Cuomo needs to get tough on teacher evaluations
Feb 14, 2012 | 5888 views | 0 0 comments | 57 57 recommendations | email to a friend | print
Likely, by the time you read this, we'll know whether teacher unions and state lawmakers were actually able to come to an agreement on what most people deem sensible: a teacher evaluation system.

Or, more likely, we'll know whether they failed and painted Governor Andrew Cuomo - who in recent weeks has made developing a teacher evaluation system a priority - into a proverbial corner.

Implementing a teacher evaluation system means so much more to the City and State of New York than just a method for grading the performance of the people entrusted with educating our children. It means $700 million in federal "Race to the Top" funding that was only awarded to the state on the promise that a teacher evaluation system would be put in place.

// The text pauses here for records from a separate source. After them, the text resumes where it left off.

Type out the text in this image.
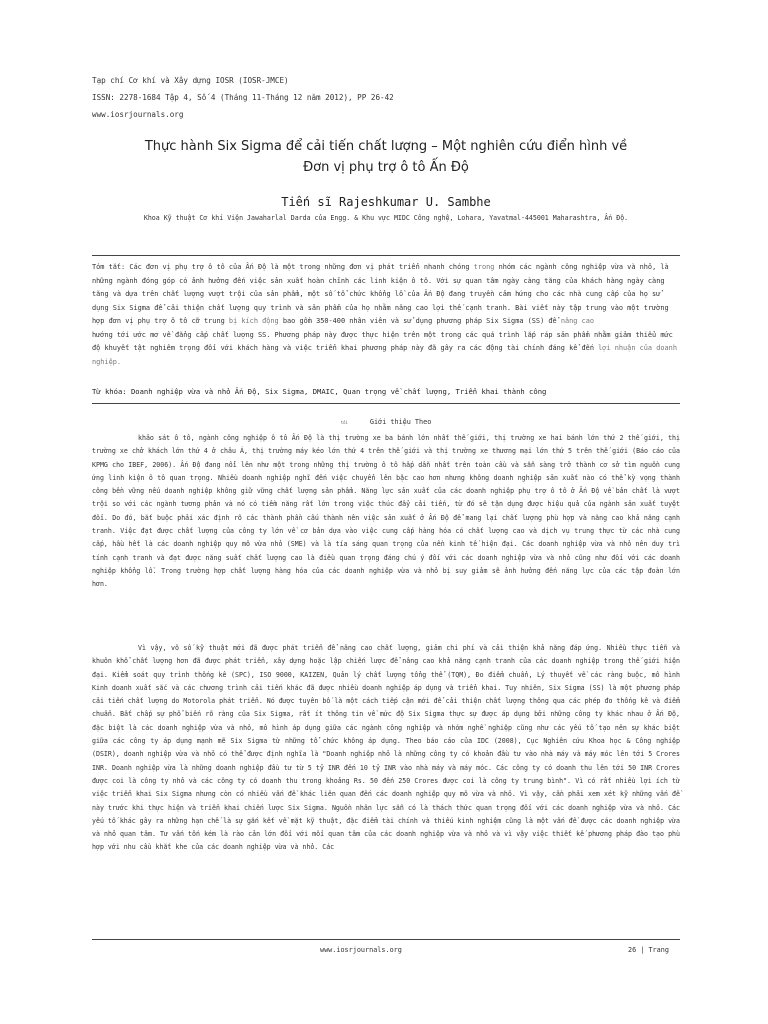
Tạp chí Cơ khí và Xây dựng IOSR (IOSR-JMCE)
ISSN: 2278-1684 Tập 4, Số 4 (Tháng 11-Tháng 12 năm 2012), PP 26-42
www.iosrjournals.org
Thực hành Six Sigma để cải tiến chất lượng – Một nghiên cứu điển hình về
Đơn vị phụ trợ ô tô Ấn Độ
Tiến sĩ Rajeshkumar U. Sambhe
Khoa Kỹ thuật Cơ khí Viện Jawaharlal Darda của Engg. & Khu vực MIDC Công nghệ, Lohara, Yavatmal-445001 Maharashtra, Ấn Độ.
Tóm tắt: Các đơn vị phụ trợ ô tô của Ấn Độ là một trong những đơn vị phát triển nhanh chóng trong nhóm các ngành công nghiệp vừa và nhỏ, là những ngành đóng góp có ảnh hưởng đến việc sản xuất hoàn chỉnh các linh kiện ô tô. Với sự quan tâm ngày càng tăng của khách hàng ngày càng tăng và dựa trên chất lượng vượt trội của sản phẩm, một số tổ chức khổng lồ của Ấn Độ đang truyền cảm hứng cho các nhà cung cấp của họ sử dụng Six Sigma để cải thiện chất lượng quy trình và sản phẩm của họ nhằm nâng cao lợi thế cạnh tranh. Bài viết này tập trung vào một trường hợp đơn vị phụ trợ ô tô cỡ trung bị kích động bao gồm 350-400 nhân viên và sử dụng phương pháp Six Sigma (SS) để nâng cao
hướng tới ước mơ về đẳng cấp chất lượng SS. Phương pháp này được thực hiện trên một trong các quá trình lắp ráp sản phẩm nhằm giảm thiểu mức độ khuyết tật nghiêm trọng đối với khách hàng và việc triển khai phương pháp này đã gây ra các động tài chính đáng kể đến lợi nhuận của doanh nghiệp.
Từ khóa: Doanh nghiệp vừa và nhỏ Ấn Độ, Six Sigma, DMAIC, Quan trọng về chất lượng, Triển khai thành công
tôi	Giới thiệu Theo
khảo sát ô tô, ngành công nghiệp ô tô Ấn Độ là thị trường xe ba bánh lớn nhất thế giới, thị trường xe hai bánh lớn thứ 2 thế giới, thị trường xe chở khách lớn thứ 4 ở châu Á, thị trường máy kéo lớn thứ 4 trên thế giới và thị trường xe thương mại lớn thứ 5 trên thế giới (Báo cáo của KPMG cho IBEF, 2006). Ấn Độ đang nổi lên như một trong những thị trường ô tô hấp dẫn nhất trên toàn cầu và sẵn sàng trở thành cơ sở tìm nguồn cung ứng linh kiện ô tô quan trọng. Nhiều doanh nghiệp nghĩ đến việc chuyển lên bậc cao hơn nhưng không doanh nghiệp sản xuất nào có thể kỳ vọng thành công bền vững nếu doanh nghiệp không giữ vững chất lượng sản phẩm. Năng lực sản xuất của các doanh nghiệp phụ trợ ô tô ở Ấn Độ về bản chất là vượt trội so với các ngành tương phản và nó có tiềm năng rất lớn trong việc thúc đẩy cải tiến, từ đó sẽ tận dụng được hiệu quả của ngành sản xuất tuyệt đối. Do đó, bắt buộc phải xác định rõ các thành phần cấu thành nên việc sản xuất ở Ấn Độ để mang lại chất lượng phù hợp và năng cao khả năng cạnh tranh. Việc đạt được chất lượng của công ty lớn về cơ bản dựa vào việc cung cấp hàng hóa có chất lượng cao và dịch vụ trung thực từ các nhà cung cấp, hầu hết là các doanh nghiệp quy mô vừa nhỏ (SME) và là tía sáng quan trọng của nền kinh tế hiện đại. Các doanh nghiệp vừa và nhỏ nên duy trì tính cạnh tranh và đạt được năng suất chất lượng cao là điều quan trọng đáng chú ý đối với các doanh nghiệp vừa và nhỏ cũng như đối với các doanh nghiệp khổng lồ. Trong trường hợp chất lượng hàng hóa của các doanh nghiệp vừa và nhỏ bị suy giảm sẽ ảnh hưởng đến năng lực của các tập đoàn lớn hơn.
Vì vậy, vô số kỹ thuật mới đã được phát triển để nâng cao chất lượng, giảm chi phí và cải thiện khả năng đáp ứng. Nhiều thực tiễn và khuôn khổ chất lượng hơn đã được phát triển, xây dựng hoặc lập chiến lược để nâng cao khả năng cạnh tranh của các doanh nghiệp trong thế giới hiện đại. Kiểm soát quy trình thống kê (SPC), ISO 9000, KAIZEN, Quản lý chất lượng tổng thể (TQM), Đo điểm chuẩn, Lý thuyết về các ràng buộc, mô hình Kinh doanh xuất sắc và các chương trình cải tiến khác đã được nhiều doanh nghiệp áp dụng và triển khai. Tuy nhiên, Six Sigma (SS) là một phương pháp cải tiến chất lượng do Motorola phát triển. Nó được tuyên bố là một cách tiếp cận mới để cải thiện chất lượng thông qua các phép đo thống kê và điểm chuẩn. Bất chấp sự phổ biến rõ ràng của Six Sigma, rất ít thông tin về mức độ Six Sigma thực sự được áp dụng bởi những công ty khác nhau ở Ấn Độ, đặc biệt là các doanh nghiệp vừa và nhỏ, mô hình áp dụng giữa các ngành công nghiệp và nhóm nghề nghiệp cũng như các yếu tố tạo nên sự khác biệt giữa các công ty áp dụng mạnh mẽ Six Sigma từ những tổ chức không áp dụng. Theo báo cáo của IDC (2008), Cục Nghiên cứu Khoa học & Công nghiệp (DSIR), doanh nghiệp vừa và nhỏ có thể được định nghĩa là "Doanh nghiệp nhỏ là những công ty có khoản đầu tư vào nhà máy và máy móc lên tới 5 Crores INR. Doanh nghiệp vừa là những doanh nghiệp đầu tư từ 5 tỷ INR đến 10 tỷ INR vào nhà máy và máy móc. Các công ty có doanh thu lên tới 50 INR Crores được coi là công ty nhỏ và các công ty có doanh thu trong khoảng Rs. 50 đến 250 Crores được coi là công ty trung bình". Vì có rất nhiều lợi ích từ việc triển khai Six Sigma nhưng còn có nhiều vấn đề khác liên quan đến các doanh nghiệp quy mô vừa và nhỏ. Vì vậy, cần phải xem xét kỹ những vấn đề này trước khi thực hiện và triển khai chiến lược Six Sigma. Nguồn nhân lực sẵn có là thách thức quan trọng đối với các doanh nghiệp vừa và nhỏ. Các yếu tố khác gây ra những hạn chế là sự gắn kết về mặt kỹ thuật, đặc điểm tài chính và thiếu kinh nghiệm cũng là một vấn đề được các doanh nghiệp vừa và nhỏ quan tâm. Tư vấn tốn kém là rào cản lớn đối với mối quan tâm của các doanh nghiệp vừa và nhỏ và vì vậy việc thiết kế phương pháp đào tạo phù hợp với nhu cầu khắt khe của các doanh nghiệp vừa và nhỏ. Các
www.iosrjournals.org	26 | Trang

That was nearly two years ago and to this date nothing has been accomplished. Now the federal government wants to know when it's going to get its money back.

With the dire economic situation facing New York State, we can't afford to be throwing away free money.

Given past experience it's doubtful, but hopefully by the time you are reading this both sides will have come to their senses, and a system for evaluating teachers will be in place and the $700 million that will be spent improving the state's education system will no longer be in jeopardy.

But "both sides coming to their senses" rarely happens in New York politics, so Cuomo will be forced to go with Plan B. The governor will file an amendment to the proposed state budget that stipulates that school districts that fail to put an evaluation system in place will see its state funding cut by about four percent.

If it comes to that, Cuomo needs to be aggressive in pushing for an evaluation system that doesn't leave too much discretion on evaluating teachers left for the unions and individual school districts to negotiate.

If Cuomo only gives a broad outline for an evaluation system and leaves the details to be worked out on a case-by-case basis, the system will have no teeth, which is exactly what the unions are counting on. That, and in the case of New York City, a new mayor coming into office who will be less forceful with the United Federation of Teachers.

If it comes to a showdown, this could be the biggest test yet of Cuomo's governorship.